I don’t have any problem with the glut of self-help material available to readers. As far as I’m concerned, if an author manages to convey some nuggets of wisdom that have a beneficial impact upon someone’s life, then it’s a case of job well done. Take writers like Paolo Coehlo, James Redfield and M. Scott Peck, for example. These three authors have genuinely affected future prospects for millions around the globe, each by utilising a different method for delivering their respect ‘teachings’. Coehlo uses the extended metaphor set in popular fiction like The Alchemist, Redfield adopts a slightly didactic approach in his fictional spiritual guide books such as The Celestine Prophecy whilst M. Scott Peck takes a more clinical psychological tangent to discuss issues faced by many of us in modern society.
Having an ‘issue’ to resolve seems one of the main reason why people get started on a spiritual journey in an era when more orthodox religions like Christianity are seen by a lot of people as behind the times and in some ways irrelevant to modern living. It seems to me that we live in a privileged age, with a great variety of literature and internet resources now available to help us on our way. Many of us are free to choose the practice we adopt and can cherry-pick from a wide range of sources that are readily available in the many service stations en route from A to B. Yet, having stumbled across the potent material offered by Advaita, I feel a need to reappraise old opinions about the long-term value of New Age writings that flood the market.
It seems that whilst New Age writings offer an instant hit of feel good factor, they lack in terms of providing a reliable framework within which to situate oneself and from which to confront the depths of our limited understanding.

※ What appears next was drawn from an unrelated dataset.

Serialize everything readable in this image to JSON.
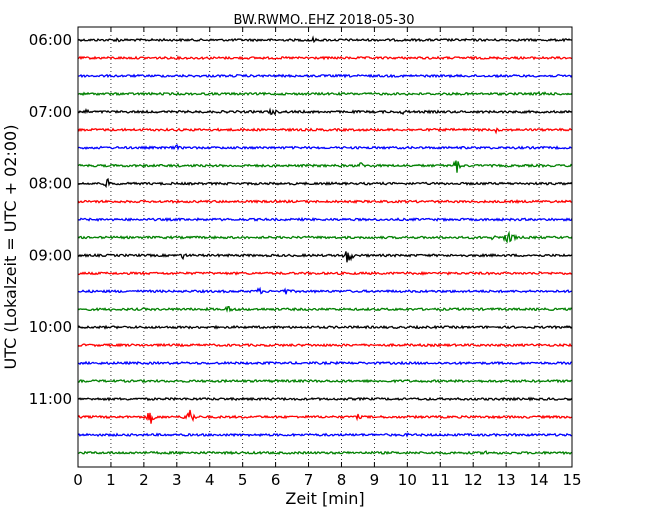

From what I’ve read to date, if my understanding is correct, this is what Advaita does provide; a toolbox and set of tools capable of providing long-term answers to today’s problems rather than a quick fix solution that, like a heavy night out on the town, temporarily alleviates the symptoms but does little to resolve underlying causes.
With this in mind, I couldn’t help but feel slightly cheated having read Paul McGee’s Self Confidence book. It was lightweight, easy to read, and contained the odd snippet of information that might be useful to certain people in certain situations, but overall, if I had paid the full retail price, I would have been disappointed. Money and time could have been much better spent. Then again, it did provide a useful point of contrast for me to reflect upon the benefits that Advaita has to offer, so something positive came from the experience.
My next reading selection for Advaita Academy will be Leo Hartong’s Awakening the Dream, (has someone been reading my previous blog entries???) which, I’m led to believe, has neo-advaitan tendencies. As I’ve yet to encounter such territory, I’ll be interested to see how this compares to other New Age writings. Also, Swami Dayananda’s Introduction to Vedanta is in the pipeline and I’m particularly looking forward to its arrival as Swami Dayananda is preceded by a great reputation. So whilst the snow and ice persist in causing havoc to the transport network here in the UK and the possibility of a fairytale white Christmas strikes terror in the heart of those lacking a few reindeer and a sledge, I figure it safe to say there will be ample opportunity to turn a few pages in the week ahead.